I hope that Archbp Muller’s statements here reflect the thinking of Pope Francis as well. This seems to be the case with some other issues (like communion for the re-married) so I think its probably likely.

Our Holy Father does not seem to have any problem communicating or being heard. I wonder why Archbishop Müller has been so busy lately with his statements. One interpretation would be that he is drawing lines in the land that the Holy Father has not yet arrived at. That kind of practice seems to speak of the Curia of old.

I know you’re not referencing my earlier post specifically, but I’ve realized my comment was worded poorly. I certainly do think Archbp Muller speaks for Francis here, as he has on other issues. My hope is that his comments will guide what actually comes to pass in the real world.

Archbp. Muller meets with Francis weekly, and has stated several times that he consults with Francis before he makes his statements.
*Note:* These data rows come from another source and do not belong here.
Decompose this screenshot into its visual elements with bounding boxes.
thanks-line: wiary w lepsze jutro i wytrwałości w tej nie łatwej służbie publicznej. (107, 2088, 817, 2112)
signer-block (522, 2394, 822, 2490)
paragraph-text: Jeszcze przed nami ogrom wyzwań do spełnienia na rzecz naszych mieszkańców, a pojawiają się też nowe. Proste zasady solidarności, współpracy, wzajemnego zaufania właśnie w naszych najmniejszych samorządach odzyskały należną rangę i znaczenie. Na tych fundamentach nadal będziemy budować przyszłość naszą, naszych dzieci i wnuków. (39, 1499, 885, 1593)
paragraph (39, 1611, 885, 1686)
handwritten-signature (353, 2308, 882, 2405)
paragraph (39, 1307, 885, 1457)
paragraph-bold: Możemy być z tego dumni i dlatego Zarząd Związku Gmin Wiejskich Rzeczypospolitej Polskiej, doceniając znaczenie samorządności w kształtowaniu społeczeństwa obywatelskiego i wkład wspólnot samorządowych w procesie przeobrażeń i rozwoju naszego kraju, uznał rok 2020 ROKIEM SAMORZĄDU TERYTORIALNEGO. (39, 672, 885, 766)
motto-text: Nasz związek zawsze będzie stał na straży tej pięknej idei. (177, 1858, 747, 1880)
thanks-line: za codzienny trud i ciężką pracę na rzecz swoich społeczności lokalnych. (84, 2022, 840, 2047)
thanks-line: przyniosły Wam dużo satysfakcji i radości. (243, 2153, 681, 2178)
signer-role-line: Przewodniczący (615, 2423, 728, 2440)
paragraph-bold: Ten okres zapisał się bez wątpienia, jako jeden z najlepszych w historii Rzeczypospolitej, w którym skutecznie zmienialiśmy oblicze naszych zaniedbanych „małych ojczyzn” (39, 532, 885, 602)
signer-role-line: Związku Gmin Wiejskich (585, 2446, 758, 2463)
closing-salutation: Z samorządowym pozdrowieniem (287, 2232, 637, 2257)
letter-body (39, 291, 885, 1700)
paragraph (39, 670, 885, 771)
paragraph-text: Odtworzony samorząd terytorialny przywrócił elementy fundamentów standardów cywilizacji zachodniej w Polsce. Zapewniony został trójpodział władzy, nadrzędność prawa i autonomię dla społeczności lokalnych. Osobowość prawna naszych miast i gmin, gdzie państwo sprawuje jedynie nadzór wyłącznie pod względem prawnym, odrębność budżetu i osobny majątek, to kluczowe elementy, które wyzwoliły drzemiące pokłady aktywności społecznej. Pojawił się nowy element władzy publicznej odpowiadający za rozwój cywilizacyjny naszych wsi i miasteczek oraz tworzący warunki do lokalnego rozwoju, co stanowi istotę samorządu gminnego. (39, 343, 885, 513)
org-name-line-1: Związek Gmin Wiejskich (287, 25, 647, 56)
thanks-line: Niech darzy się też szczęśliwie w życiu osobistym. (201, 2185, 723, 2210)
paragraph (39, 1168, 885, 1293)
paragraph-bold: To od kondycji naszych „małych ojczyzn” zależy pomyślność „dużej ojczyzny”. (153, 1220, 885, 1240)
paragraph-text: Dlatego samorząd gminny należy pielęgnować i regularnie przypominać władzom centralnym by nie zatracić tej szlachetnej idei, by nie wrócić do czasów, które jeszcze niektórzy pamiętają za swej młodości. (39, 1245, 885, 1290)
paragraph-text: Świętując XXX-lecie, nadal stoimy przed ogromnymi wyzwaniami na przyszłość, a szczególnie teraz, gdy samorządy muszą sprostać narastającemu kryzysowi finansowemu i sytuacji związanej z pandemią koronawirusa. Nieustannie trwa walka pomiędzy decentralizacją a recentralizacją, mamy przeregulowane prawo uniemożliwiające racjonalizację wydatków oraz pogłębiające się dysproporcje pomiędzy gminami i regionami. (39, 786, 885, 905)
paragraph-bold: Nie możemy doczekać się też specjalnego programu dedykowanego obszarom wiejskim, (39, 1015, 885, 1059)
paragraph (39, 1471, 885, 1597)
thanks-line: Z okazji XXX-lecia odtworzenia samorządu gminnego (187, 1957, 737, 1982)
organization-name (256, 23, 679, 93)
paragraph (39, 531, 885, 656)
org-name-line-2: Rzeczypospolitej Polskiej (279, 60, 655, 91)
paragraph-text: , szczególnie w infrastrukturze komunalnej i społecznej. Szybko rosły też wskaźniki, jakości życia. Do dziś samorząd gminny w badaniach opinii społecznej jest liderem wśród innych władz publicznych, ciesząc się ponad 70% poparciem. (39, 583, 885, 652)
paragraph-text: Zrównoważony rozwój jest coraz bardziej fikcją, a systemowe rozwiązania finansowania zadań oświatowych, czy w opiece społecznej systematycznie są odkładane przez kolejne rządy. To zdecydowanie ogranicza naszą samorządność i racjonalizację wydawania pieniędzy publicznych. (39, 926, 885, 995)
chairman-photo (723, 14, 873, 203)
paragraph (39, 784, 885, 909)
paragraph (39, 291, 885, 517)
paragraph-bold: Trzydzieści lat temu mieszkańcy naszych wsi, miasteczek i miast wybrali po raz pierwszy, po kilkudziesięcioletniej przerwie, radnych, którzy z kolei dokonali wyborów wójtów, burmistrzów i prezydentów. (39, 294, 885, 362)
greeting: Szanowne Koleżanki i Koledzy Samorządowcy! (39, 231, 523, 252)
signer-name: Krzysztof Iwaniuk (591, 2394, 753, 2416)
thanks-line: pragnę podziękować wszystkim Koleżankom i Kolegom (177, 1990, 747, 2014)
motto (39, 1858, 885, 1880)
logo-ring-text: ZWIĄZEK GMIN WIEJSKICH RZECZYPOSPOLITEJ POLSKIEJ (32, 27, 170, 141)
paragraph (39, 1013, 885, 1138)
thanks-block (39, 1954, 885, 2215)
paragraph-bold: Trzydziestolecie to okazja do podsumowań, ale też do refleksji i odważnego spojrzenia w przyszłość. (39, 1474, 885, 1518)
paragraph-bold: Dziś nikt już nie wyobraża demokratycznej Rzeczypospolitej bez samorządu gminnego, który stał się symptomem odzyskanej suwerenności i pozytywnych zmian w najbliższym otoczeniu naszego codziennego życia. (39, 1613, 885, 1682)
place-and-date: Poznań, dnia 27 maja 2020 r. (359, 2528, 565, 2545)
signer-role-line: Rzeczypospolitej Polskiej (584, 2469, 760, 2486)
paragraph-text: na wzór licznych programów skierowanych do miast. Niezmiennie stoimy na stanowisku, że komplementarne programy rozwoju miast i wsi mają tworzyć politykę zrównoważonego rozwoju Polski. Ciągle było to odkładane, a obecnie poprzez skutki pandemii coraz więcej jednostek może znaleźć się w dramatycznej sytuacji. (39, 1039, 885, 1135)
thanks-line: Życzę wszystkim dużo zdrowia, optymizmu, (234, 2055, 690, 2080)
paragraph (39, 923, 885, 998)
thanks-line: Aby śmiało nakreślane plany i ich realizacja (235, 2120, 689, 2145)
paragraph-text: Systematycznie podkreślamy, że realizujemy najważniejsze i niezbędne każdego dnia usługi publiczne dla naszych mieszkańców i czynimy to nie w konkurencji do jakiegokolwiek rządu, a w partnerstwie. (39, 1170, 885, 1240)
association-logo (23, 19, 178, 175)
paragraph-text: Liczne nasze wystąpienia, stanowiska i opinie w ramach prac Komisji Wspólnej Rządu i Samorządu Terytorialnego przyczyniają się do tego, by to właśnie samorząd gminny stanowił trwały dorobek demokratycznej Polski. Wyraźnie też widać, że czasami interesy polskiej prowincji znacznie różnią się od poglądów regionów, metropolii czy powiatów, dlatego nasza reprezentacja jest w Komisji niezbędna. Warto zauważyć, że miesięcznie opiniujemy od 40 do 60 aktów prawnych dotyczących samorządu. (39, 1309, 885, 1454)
Francis himself has also noted that one of the purposes of the CDF is to communicate doctrine with precision, and to flesh out and clarify statements.

Francis made some general comments on decentralization in EG, and now Muller is clarifying and fleshing those comments out. Since Muller’s other statements came with the approval of Francis, there is no reason to think this one does not.

That is my impression as well. It is certainly the case that one time-tested approach to forging policy is to send up trial balloons to see if they get shot down. So in that sense Francis is definitely inviting input on his many broad and vague statements, in order to gather insight from many quarters before enacting any change. And part of this is public relations where he is playing good cop, bad cop, with everyone really on the same side, only the approach or wording different. However, I’m not sure whether he appreciates such public comments from within his own curia that appear to be in disagreement with the implications of Francis’s statement. I predict Müller will be replaced within two years.

Archbishop Gerhard Ludwig Müller says that while the conferences can exercise a certain doctrinal authority – in preparing local catechisms, for example – they exist to serve individual bishops and will never act as an intermediary between bishop and pope.

This is not really true - or only true in a limited sense. The conferences already act as an intermediary between bishop and pope. For instance, if an American bishop wants to create a new policy relating to the protection of children from molestation by Church employees, he is not able to do so. Instead, he is bound by particular law enacted through the USCCB. If he wants to change it, the ordinary means is to go through the USCCB to pass amendments and submit these to Rome.

If there’s one term that I despise, it is “American Catholic”.

Why, may I ask? :wink:

I can’t speak for juggling referee, but for myself, I dislike the term because it carries the implication of a separate sect. Catholic means universal, while American restricts the universal. I just like the term “Catholic.”

Pretty soon it may become the Spanish American Catholics vs the English American Catholics. :slight_smile:

Oh, I get it. I’m pretty annoyed by “Tamil Catholic” myself. :smiley: We ought to be Catholics first and foremost. Though there are regional and cultural variations, they ought not obscure the fact that we belong to the Universal Church. :thumbsup:

These variations now exist at the parish level. I didn’t realize how much until recently. How’s your Spanish? :slight_smile:

Almost non-existent, though I can guess at the meaning of some words. (There is, however, a significant divide between groups attending English and vernacular Masses in most Indian parishes, so I know what you mean.) :slight_smile:

Well if he didn’t like it, he wouldn’t tolerate it would he?